Lässt man die letzte Meldung der beiden Elektronik-Giganten Revue passieren, in denen bekannt geworden war, dass LG und Samsung sich nach einem jahrelangen Patentstreit nun außergerichtlich einigen wollen, dann klingt folgende Meldung zwar nicht gänzlich undenkbar aber dennoch irgendwie dubios.

Bei Displaysearch spekuliert man nämlich aktuell über eine möglicherweise stattfindende Partnerschaft der beiden koreanischen Unternehmen, die vermutlich seit der CES 2013 einsehen müssen, dass sie ihren Monopol-Status auf dem OLED-Gebiet womöglich bald mit den Japanern teilen müssen. Zweifelsohne führt Samsung zwar momentan noch den OLED-Markt an – allein schon aufgrund der vielen OLED-Displays in den Smartphones. Trotzdem möchte man auch seinen Ruf und Status auf dem begehrten OLED TV Markt, der in Sachen Modellvielfalt nicht mehr lange an einer Hand abzählbar ist, stärken.

Keine Frage: Eine Zusammenarbeit der beiden Unternehmen wäre durchaus für beide Parteien von Vorteil. Displaysearch hat sich Gedanken darüber gemacht und die folgenden drei Gründe aufgelistet, die für eine Kooperation sprechen:

  • Panasonic und Sony zeigten auf der CES 2013 nicht nur Fernseher mit OLED-Technologie, sondern integrierten zudem die Ultra HD Auflösung.

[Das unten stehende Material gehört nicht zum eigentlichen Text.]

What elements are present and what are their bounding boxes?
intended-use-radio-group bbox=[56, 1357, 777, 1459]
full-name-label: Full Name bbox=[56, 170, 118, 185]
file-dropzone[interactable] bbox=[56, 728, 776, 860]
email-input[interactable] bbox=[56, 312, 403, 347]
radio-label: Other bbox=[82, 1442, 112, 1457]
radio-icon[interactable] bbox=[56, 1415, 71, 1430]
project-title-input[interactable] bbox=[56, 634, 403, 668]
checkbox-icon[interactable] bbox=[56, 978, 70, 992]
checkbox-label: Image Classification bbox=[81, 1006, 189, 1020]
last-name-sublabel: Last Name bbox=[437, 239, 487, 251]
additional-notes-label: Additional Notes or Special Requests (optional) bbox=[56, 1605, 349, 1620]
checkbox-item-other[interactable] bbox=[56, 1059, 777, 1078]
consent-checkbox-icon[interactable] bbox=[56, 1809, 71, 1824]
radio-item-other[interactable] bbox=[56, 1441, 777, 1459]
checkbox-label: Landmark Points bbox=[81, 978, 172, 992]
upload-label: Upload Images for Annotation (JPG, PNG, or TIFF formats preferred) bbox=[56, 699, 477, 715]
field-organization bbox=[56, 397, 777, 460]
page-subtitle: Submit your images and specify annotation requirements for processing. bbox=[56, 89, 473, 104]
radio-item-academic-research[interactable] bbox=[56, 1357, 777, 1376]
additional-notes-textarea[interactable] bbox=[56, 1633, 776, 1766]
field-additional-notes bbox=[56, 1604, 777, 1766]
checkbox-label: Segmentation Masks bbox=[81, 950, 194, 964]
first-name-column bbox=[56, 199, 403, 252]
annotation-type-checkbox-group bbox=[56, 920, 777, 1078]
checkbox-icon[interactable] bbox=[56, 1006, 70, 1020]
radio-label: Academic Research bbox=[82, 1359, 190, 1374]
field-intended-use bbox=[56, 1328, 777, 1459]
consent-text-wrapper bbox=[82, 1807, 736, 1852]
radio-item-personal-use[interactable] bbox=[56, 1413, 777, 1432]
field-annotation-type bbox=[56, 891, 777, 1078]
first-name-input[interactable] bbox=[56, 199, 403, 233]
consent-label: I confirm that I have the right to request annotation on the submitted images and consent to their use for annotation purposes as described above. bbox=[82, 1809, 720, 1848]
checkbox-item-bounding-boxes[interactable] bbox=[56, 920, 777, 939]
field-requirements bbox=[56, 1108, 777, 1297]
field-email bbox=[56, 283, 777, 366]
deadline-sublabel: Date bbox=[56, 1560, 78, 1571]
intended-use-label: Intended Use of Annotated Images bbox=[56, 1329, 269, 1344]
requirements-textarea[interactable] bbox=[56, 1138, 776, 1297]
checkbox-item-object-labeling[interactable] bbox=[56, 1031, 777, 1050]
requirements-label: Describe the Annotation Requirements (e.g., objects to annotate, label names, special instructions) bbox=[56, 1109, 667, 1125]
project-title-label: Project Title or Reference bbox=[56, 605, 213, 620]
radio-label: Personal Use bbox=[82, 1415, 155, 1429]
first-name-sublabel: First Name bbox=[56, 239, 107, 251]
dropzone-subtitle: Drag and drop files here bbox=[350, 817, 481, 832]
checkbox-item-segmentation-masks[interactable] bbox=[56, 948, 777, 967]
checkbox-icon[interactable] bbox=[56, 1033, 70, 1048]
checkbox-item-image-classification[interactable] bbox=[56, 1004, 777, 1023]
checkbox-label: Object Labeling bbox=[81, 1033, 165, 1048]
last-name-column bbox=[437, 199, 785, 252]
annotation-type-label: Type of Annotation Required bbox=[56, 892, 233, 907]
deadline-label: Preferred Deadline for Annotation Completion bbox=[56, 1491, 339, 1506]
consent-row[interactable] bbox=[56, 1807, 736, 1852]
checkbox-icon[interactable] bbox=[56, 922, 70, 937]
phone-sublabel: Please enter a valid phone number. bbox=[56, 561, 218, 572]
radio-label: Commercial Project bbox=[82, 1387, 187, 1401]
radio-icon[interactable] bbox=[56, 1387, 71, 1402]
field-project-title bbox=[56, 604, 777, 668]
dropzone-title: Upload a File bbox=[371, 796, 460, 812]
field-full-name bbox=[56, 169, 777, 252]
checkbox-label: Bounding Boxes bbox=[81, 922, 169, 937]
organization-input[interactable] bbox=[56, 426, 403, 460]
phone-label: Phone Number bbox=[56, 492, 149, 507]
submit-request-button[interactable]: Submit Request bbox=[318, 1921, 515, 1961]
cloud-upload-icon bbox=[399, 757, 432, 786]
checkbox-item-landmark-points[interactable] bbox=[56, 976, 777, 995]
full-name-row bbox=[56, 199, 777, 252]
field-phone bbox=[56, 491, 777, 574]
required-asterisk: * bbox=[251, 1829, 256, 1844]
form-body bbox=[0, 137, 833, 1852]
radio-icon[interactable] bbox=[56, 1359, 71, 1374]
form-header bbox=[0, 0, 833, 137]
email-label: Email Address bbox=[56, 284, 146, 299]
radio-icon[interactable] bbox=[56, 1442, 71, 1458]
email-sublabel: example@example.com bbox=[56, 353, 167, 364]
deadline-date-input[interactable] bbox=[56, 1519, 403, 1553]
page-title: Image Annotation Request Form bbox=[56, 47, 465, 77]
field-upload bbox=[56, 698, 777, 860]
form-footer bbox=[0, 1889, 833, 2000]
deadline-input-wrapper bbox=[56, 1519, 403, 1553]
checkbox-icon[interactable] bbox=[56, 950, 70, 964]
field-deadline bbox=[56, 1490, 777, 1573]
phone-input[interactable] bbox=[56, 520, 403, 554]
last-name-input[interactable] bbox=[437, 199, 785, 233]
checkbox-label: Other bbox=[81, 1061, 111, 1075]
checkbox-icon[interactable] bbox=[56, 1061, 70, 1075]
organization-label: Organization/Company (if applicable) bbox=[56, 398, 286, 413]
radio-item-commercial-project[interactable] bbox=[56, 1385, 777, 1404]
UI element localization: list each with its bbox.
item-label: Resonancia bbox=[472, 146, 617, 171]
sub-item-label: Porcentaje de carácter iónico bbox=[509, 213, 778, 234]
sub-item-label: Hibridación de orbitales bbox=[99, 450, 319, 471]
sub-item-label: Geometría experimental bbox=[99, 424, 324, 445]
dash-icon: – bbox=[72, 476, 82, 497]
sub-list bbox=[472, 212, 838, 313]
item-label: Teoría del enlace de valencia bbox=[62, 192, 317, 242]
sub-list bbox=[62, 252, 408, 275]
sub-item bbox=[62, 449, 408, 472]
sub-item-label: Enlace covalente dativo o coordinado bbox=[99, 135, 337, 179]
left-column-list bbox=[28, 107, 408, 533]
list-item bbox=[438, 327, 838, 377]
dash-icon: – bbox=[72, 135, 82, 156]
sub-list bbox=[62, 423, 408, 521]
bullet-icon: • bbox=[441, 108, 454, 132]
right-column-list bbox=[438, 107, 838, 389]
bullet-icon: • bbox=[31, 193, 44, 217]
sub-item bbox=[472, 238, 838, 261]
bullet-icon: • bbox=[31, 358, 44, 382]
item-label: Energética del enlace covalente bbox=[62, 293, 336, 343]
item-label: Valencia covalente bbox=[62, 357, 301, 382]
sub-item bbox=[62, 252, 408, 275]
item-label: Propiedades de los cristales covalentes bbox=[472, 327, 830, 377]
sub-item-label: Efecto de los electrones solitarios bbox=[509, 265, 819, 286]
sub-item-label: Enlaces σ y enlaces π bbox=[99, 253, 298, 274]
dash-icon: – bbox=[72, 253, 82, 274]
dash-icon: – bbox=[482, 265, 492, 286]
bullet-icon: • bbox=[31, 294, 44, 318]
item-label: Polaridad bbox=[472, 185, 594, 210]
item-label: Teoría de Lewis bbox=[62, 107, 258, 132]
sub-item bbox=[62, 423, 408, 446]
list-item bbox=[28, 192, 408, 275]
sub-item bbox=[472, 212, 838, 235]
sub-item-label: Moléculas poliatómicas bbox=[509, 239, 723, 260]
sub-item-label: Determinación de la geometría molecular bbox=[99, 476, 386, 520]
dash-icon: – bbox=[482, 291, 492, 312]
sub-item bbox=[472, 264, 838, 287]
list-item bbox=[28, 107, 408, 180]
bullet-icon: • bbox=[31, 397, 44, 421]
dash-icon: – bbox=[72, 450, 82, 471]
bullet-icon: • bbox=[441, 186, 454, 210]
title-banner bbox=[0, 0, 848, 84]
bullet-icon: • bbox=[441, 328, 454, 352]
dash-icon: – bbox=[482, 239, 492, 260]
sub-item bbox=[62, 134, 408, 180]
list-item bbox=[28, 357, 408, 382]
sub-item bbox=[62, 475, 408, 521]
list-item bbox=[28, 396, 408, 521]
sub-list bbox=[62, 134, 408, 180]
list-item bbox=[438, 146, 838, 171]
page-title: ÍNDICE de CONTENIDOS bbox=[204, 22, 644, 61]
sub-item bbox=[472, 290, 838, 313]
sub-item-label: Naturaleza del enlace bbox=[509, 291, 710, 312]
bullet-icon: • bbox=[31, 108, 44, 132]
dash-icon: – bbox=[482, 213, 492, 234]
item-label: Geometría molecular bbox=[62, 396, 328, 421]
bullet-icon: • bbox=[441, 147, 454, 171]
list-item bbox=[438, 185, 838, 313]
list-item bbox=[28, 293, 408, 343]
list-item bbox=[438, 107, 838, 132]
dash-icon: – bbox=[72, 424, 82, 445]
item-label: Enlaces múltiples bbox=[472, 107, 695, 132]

Zwar sprach man auf der Messe in Las Vegas nur von mehr oder weniger ausgereiften Prototypen, dennoch erlangten die beiden japanischen Unternehmen mit ihren Vorstellungen ein hohes Maß an Aufmerksamkeit, sodass auch die beiden Koryphäen auf dem Gebiet die längst begonnene Aufholjagd der Japaner (in Zusammenarbeit mit taiwanischen Panel-Herstellern) nicht mehr leugnen können.
  • Der zweite Grund für eine mögliche Zusammenarbeit ist die Tatsache, dass die beiden südkoreanischen Unternehmen in der Vergangenheit immer wieder über Probleme in der Produktion der OLED-Panels klagten, was im Endeffekt zu einem erhöhten Markteinführungspreis des ersten LG OLED Fernsehers führte. Panasonic und Sony zeigten außerdem neue OLED-Technologien (super top emission) und kostengünstigere Herstellungsmethoden wie das „Ink-Jet-Printing„-Verfahren – Ein weiteres Indiz dafür, dass die beiden Unternehmen auf der Überholspur sind.
  • Zu guter Letzt könnte man sich mit einer Kooperation austauschen und somit nicht nur die Produktionskosten nach unten korrigieren, sondern auch die besten Ideen, Tricks und Technologien kombinieren um den Hunger nach den OLED TVs zu stillen und um schon früh seine Stellung auf dem OLED-Markt zu unterstreichen.

Für uns Konsumenten sicherlich eine sehr angenehme Vorstellung. Sollte an der Meldung etwas dran sein, dann könnten wir schon früher als erwartet mit kostengünstigeren und gut durchdachten OLED Fernsehern rechnen.